Josep Busquet et Alex Xöul sont deux scénaristes et illustrateurs de bandes dessinées originaires d’Espagne. Ils étudient les arts graphiques à la Escola Joso de Cómic y Artes Visuales de Barcelone ; et ont travaillé ensemble sur de nombreux projets notamment pour des maisons d’édition et des magazines espagnols. Josep Busquet est aussi publié chez Delcourt en tant que scénariste de la série L’Étrange Cas du Dr Jekyll et de Mr Hyde aux côtés de Pere Mejan et de Sanvi, une série de deux volumes parus en 2011 et 2012.
Pense-t-on seulement un instant à ceux qui restent ? À ce qu’ils doivent endurer ?
Tout le monde connaît ces histoires… Celles des enfants qui sont appelés à combattre, à s’aventurer dans des mondes magiques aux créatures fantastiques lors d’une douce nuit étoilée à la lune majestueuse. On sait tous que ces enfants vont vivre de grandioses épopées, surmonter des épreuves toujours plus dangereuses et vaincre les méchants de la manière la plus héroïque qu’il soit. On sait à quel point, pour ces peuples de lumière, les agissements de ces enfants auront un impact bénéfique sur leur quotidien ébranlé… Mais ce que l’on ne sait pas, c’est comment ces histoires en or peuvent détruire les parents de ces enfants et peuvent briser les familles les plus banales.
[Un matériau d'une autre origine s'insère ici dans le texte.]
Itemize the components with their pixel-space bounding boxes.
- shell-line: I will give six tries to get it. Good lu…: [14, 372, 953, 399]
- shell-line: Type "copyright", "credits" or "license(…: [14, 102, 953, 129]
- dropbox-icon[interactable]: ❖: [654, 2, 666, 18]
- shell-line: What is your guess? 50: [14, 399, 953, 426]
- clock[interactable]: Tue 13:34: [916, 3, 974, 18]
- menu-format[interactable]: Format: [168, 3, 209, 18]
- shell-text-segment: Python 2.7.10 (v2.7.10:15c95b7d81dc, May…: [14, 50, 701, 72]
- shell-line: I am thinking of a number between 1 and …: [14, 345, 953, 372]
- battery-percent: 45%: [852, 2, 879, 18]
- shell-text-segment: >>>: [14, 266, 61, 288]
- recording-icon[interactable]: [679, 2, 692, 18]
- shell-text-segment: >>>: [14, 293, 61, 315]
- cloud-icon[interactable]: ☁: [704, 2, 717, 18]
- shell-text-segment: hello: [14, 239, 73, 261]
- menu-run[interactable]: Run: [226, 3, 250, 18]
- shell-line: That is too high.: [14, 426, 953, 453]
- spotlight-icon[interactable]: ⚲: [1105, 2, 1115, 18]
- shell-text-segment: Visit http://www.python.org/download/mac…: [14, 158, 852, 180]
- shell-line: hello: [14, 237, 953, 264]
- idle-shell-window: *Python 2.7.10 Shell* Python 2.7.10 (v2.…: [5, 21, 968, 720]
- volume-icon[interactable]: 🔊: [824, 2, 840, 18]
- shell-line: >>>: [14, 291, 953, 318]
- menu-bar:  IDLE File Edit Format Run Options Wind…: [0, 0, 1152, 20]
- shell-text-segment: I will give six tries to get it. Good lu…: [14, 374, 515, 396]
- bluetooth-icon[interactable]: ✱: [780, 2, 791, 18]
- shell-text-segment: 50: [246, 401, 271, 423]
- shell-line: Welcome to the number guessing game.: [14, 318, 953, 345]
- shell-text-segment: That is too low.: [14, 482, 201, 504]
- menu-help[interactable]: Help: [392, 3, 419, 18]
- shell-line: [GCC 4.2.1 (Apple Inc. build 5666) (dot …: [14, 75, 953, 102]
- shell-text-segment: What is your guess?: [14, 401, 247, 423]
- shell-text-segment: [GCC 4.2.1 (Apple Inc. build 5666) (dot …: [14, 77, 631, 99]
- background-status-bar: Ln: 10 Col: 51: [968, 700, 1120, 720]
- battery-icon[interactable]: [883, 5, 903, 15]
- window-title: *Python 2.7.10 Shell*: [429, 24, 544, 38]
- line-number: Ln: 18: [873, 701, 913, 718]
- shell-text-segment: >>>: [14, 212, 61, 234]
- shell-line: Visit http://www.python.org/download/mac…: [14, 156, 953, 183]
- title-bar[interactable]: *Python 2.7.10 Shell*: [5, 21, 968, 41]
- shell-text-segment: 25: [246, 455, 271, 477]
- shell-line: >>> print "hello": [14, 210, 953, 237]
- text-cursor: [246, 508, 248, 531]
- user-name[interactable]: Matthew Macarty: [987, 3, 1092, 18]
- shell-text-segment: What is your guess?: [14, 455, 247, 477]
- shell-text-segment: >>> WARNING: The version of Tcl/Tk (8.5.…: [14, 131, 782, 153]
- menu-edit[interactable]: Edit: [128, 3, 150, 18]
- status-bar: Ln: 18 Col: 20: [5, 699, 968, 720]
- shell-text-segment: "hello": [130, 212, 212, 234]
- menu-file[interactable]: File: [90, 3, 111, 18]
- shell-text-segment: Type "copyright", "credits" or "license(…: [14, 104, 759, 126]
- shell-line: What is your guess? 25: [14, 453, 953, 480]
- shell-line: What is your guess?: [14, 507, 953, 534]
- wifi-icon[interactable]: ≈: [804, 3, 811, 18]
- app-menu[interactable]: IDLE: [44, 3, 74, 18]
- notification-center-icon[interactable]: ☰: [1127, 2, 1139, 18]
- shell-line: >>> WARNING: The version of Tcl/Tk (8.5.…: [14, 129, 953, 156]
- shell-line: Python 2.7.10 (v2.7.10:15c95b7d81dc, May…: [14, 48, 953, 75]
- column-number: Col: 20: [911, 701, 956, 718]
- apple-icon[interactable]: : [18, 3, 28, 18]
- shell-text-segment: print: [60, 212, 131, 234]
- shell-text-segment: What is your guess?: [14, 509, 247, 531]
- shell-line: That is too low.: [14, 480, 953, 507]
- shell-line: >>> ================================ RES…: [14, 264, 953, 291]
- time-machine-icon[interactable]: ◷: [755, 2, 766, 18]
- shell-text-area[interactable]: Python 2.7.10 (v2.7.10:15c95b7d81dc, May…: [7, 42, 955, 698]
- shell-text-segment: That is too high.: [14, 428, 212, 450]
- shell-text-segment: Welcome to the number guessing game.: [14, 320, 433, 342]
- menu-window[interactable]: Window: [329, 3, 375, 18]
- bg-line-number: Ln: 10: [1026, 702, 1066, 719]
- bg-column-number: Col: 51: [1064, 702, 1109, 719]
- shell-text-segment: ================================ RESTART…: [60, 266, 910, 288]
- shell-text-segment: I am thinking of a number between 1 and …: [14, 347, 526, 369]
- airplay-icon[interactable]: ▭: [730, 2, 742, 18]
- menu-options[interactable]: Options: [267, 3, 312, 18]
C’est l’envers de ce décor féerique que Josep Busquet et Alex Xöul proposent de découvrir avec Ceux qui restent.
Ben Hawkins est un garçon comme les autres, vit avec ses parents Edward et Susan. Un soir alors que chaque membre de cette famille s’est gentiment assoupi grâce au moelleux de ses draps, une créature étrange se rend au chevet de Ben. Cet être, un wumple du royaume d’Auxfanthas, lui formule une requête surprenante : est-ce que Ben pourrait se joindre à lui pour venir en aide aux siens ? Selon ses dires, seul Ben aurait le pouvoir de les guérir de leurs maux. Le jeune garçon accepte instantanément et s’envole pour une destination incroyable. Le lendemain matin, au réveil des parents, un véritable cauchemar commence. Edward et Susan se rendent vite à l’évidence. Ben a disparu.
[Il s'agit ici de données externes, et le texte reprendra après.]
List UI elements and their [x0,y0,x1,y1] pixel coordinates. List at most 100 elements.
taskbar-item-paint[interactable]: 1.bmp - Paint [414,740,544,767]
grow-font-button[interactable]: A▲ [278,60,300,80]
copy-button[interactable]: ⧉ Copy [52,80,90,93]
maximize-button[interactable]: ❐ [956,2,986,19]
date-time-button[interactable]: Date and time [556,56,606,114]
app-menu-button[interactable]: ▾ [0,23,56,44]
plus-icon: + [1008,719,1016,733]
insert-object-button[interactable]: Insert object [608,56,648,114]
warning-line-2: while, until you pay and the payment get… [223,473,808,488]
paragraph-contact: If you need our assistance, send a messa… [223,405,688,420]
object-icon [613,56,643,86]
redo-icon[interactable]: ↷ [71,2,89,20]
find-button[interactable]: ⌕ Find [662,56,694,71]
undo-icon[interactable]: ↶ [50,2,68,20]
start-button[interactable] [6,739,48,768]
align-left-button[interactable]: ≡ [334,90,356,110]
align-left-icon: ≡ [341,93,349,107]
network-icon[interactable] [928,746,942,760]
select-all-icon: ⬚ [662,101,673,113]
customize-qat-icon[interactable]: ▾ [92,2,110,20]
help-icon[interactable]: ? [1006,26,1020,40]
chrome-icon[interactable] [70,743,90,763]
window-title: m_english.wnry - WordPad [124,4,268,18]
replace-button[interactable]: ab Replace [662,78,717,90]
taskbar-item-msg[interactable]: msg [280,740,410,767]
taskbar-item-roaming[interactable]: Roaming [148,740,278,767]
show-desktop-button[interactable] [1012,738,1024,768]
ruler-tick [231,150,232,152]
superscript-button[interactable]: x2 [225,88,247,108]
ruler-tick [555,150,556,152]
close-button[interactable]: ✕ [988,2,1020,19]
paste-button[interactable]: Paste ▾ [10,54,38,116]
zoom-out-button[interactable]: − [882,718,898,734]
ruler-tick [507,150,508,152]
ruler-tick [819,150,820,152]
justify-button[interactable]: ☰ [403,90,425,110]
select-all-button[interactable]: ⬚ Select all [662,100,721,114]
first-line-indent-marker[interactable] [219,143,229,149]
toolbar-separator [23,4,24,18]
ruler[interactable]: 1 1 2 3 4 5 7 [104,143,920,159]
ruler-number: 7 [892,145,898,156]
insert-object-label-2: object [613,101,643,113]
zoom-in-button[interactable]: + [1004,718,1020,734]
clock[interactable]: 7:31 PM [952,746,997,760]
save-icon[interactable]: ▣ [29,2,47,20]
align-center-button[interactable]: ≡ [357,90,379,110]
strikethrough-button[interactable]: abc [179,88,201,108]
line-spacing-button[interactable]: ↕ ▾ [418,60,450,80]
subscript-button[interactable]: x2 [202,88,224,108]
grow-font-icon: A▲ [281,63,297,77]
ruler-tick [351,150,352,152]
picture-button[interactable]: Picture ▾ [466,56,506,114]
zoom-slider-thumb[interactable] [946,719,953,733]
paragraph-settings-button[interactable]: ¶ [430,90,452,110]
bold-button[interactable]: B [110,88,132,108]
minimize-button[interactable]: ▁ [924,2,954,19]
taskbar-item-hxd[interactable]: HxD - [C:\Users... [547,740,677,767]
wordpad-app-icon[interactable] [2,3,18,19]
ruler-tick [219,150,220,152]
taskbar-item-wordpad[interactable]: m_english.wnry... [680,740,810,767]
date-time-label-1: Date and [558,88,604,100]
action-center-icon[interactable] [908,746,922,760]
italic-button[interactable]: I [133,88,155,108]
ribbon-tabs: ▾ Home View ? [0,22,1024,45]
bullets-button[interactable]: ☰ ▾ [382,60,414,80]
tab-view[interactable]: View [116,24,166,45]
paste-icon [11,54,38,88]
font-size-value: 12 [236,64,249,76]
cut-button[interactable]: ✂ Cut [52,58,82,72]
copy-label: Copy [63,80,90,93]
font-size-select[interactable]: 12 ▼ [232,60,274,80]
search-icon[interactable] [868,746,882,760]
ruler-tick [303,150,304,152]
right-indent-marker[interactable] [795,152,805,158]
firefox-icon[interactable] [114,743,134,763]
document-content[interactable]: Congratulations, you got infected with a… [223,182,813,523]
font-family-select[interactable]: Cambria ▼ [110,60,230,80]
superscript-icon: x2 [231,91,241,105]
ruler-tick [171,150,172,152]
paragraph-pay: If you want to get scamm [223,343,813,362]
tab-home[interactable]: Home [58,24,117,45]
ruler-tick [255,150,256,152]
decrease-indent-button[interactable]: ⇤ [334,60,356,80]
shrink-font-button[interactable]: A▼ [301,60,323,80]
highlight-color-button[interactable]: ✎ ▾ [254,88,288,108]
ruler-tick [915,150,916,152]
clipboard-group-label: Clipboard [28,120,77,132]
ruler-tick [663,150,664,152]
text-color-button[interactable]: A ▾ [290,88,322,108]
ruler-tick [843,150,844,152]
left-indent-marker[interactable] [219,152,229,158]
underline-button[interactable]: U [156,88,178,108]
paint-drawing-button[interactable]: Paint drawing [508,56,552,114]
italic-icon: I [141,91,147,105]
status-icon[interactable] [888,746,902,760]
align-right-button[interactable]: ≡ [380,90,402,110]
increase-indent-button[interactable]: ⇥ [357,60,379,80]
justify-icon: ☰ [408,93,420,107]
Défilent alors tour à tour enquêteurs, journalistes et voisins chez les parents tourmentés. À chaque fois, Edward et Susan doivent alors répéter la même rengaine : « Oui, ils sont certains que Ben a été se coucher normalement », « Non, le petit n’a jamais fugué », « Bien sûr qu’il était heureux avec eux » et « Jamais ils n’auraient pu faire le moindre mal à leur fils ». Il est pourtant difficile de convaincre l’opinion publique car les jours passent sans que Ben ne daigne réapparaître. De plus, selon les avancées de l’enquête en cours, la maison familiale ne porte aucun signe d’effraction. Aucune empreinte digitale étrangère n’a été retrouvée et aucune rançon n’a été réclamée.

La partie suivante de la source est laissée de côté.